Paddy Ladd has gone further, describing the procedure as a form of ‘oralist colonialism’ and drawing a political analogy, notes that the National Union of the Deaf made legal objections by attempting to apply UN Genocide Legislation [11]. In 2007, the controversy had become so fierce and occupied so much web space that the US based blog deafnotes.com banned cochlear implant comments as “heavy, space-consuming, bitterly argued and endlessly discussed” setting up its sister website cochlearwar.com for those who wished to continue the strident debate, typified by emotive posts that speak of “bitter feelings”, “ideological splits”, “shaken up families”, “child abuse”, and the “Ghettoising of the Deaf”.
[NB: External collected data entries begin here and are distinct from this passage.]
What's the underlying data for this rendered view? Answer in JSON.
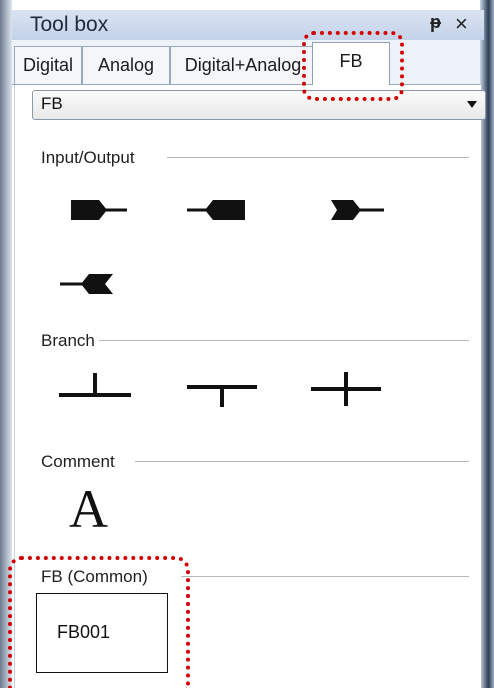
{
  "window": {
    "title": "Tool box",
    "pin_label": "ᵽ",
    "close_label": "×"
  },
  "tabs": [
    {
      "label": "Digital"
    },
    {
      "label": "Analog"
    },
    {
      "label": "Digital+Analog"
    },
    {
      "label": "FB"
    }
  ],
  "dropdown": {
    "selected": "FB"
  },
  "sections": {
    "input_output": "Input/Output",
    "branch": "Branch",
    "comment": "Comment",
    "fb_common": "FB (Common)"
  },
  "fb_item": {
    "label": "FB001"
  },
  "comment_glyph": "A"
}
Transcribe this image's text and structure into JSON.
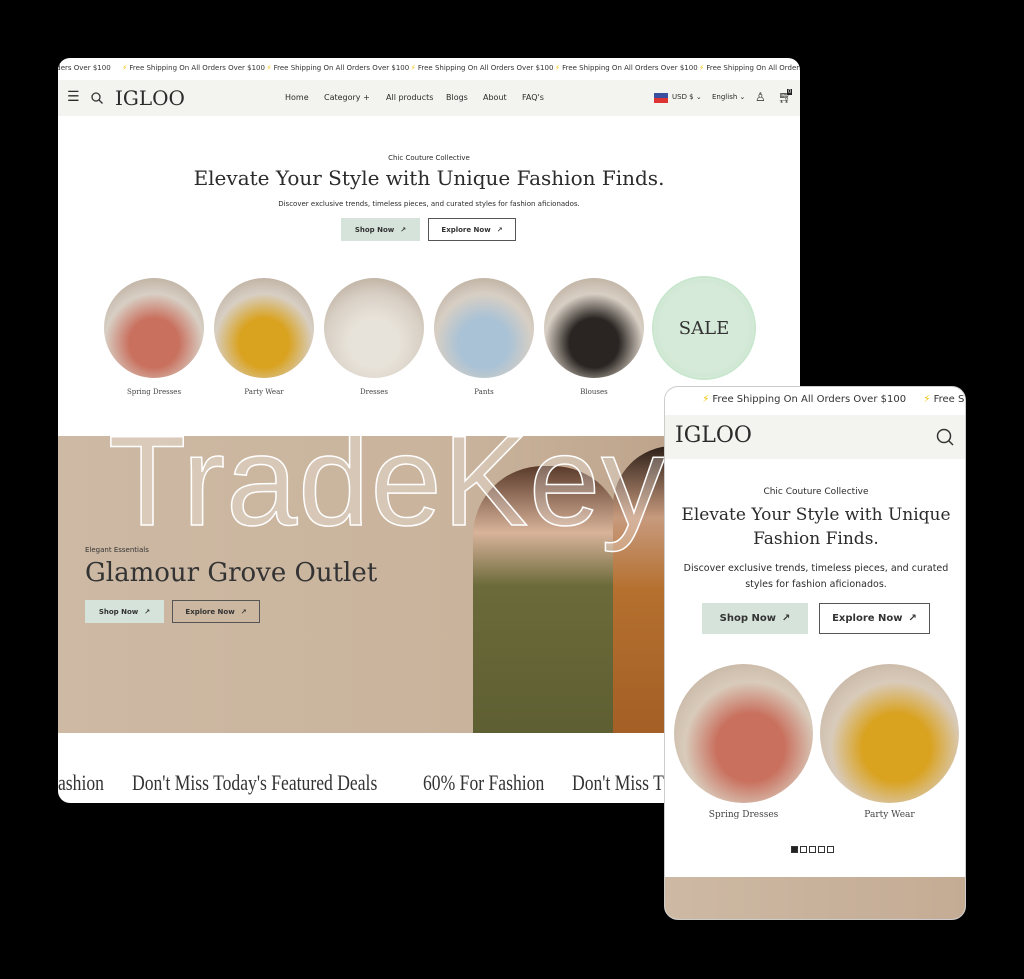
{
  "announcement": {
    "text": "Free Shipping On All Orders Over $100",
    "icon": "lightning-icon"
  },
  "header": {
    "logo": "IGLOO",
    "nav": [
      "Home",
      "Category +",
      "All products",
      "Blogs",
      "About",
      "FAQ's"
    ],
    "currency": "USD $",
    "language": "English",
    "cart_count": "0"
  },
  "hero": {
    "eyebrow": "Chic Couture Collective",
    "title": "Elevate Your Style with Unique Fashion Finds.",
    "description": "Discover exclusive trends, timeless pieces, and curated styles for fashion aficionados.",
    "shop": "Shop Now",
    "explore": "Explore Now"
  },
  "categories": [
    {
      "label": "Spring Dresses",
      "color": "#c9705e"
    },
    {
      "label": "Party Wear",
      "color": "#d9a21f"
    },
    {
      "label": "Dresses",
      "color": "#e8e3da"
    },
    {
      "label": "Pants",
      "color": "#a9c2d6"
    },
    {
      "label": "Blouses",
      "color": "#2a2522"
    },
    {
      "label": "SALE",
      "color": "#d6ead9"
    }
  ],
  "banner": {
    "eyebrow": "Elegant Essentials",
    "title": "Glamour Grove Outlet",
    "shop": "Shop Now",
    "explore": "Explore Now"
  },
  "marquee": [
    "ashion",
    "Don't Miss Today's Featured Deals",
    "60% For Fashion",
    "Don't Miss T"
  ],
  "colors": {
    "accent": "#d6e3da",
    "header_bg": "#f3f4f0",
    "banner_bg": "#cdb9a4"
  },
  "watermark": "TradeKey.com"
}
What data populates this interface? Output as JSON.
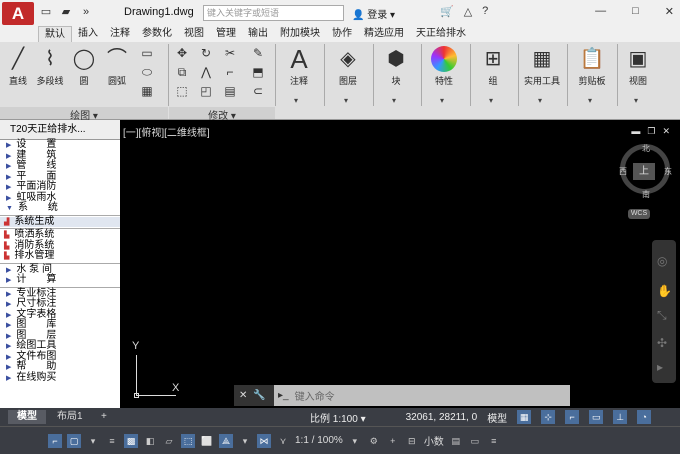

Such views represent strength of feeling largely overlooked by health providers. Many contributors understand that the majority of deaf children are born to hearing parents who wish to communicate by speech if possible and integrate them into the hearing majority. There is also a general acceptance of older people who have never learned to sign choosing cochlear implants, or who have gradually lost their hearing and can sign who choose to be part of both hearing and signing communities. The most vociferous attacks are reserved for Deaf parents who choose to have implants for their own children, thus diminishing the culture of which they are a part. The fear is expressed that older Deaf people, including members of their own families, risk becoming alienated from a younger generation who will try to hear, cannot sign and whose primary cultural identity is with the majority hearing world rather than the sign language minority within which they have grown up.

It is estimated that 840 babies are born in the UK each year with significant deafness, the overwhelming majority to hearing parents for whom cochlear implantation would be a desirable possibility. There are 20 000 severely deaf children under the age of 15, over half of whom were born deaf. Only 210 children and 185 adults receive cochlear implants in the UK annually, making a total population of 10 000 implanted people in the UK compared to 96 000 in the USA [12].

People with implants remain a minority within the deaf community, despite the hearing majority perceiving the procedure as a ‘miracle cure’ [13]. In recent years, much more tolerance has been shown towards young cochlear implant users and their parents, with Deaf organizations advocating implantation as an option for any child born deaf or who loses hearing later in life with a memory of sound. Writers from Gallaudet claim the debate has become more balanced since official guidelines were revised in 1995 emphasizing the provision of ‘informed choices’ for children [14]. The Deaf University, formerly very much at the heart of the controversy, now has its own cochlear implant information center.

Although greater acknowledgement of the educational merits of implantation exists within the Deaf community, particularly when children continue to learn signing [15], care should be taken by health providers and educationalists. In extolling the benefits, they need to be open about potential problems, bearing in mind the considerable anxieties shared by many Deaf parents. Such fears may be exacerbated by views expressed within the family or wider sub-culture. The continuity of signing should be advocated, not just for educational reasons, but also to allay the fear that Deaf young people will lose touch with their community following the procedure.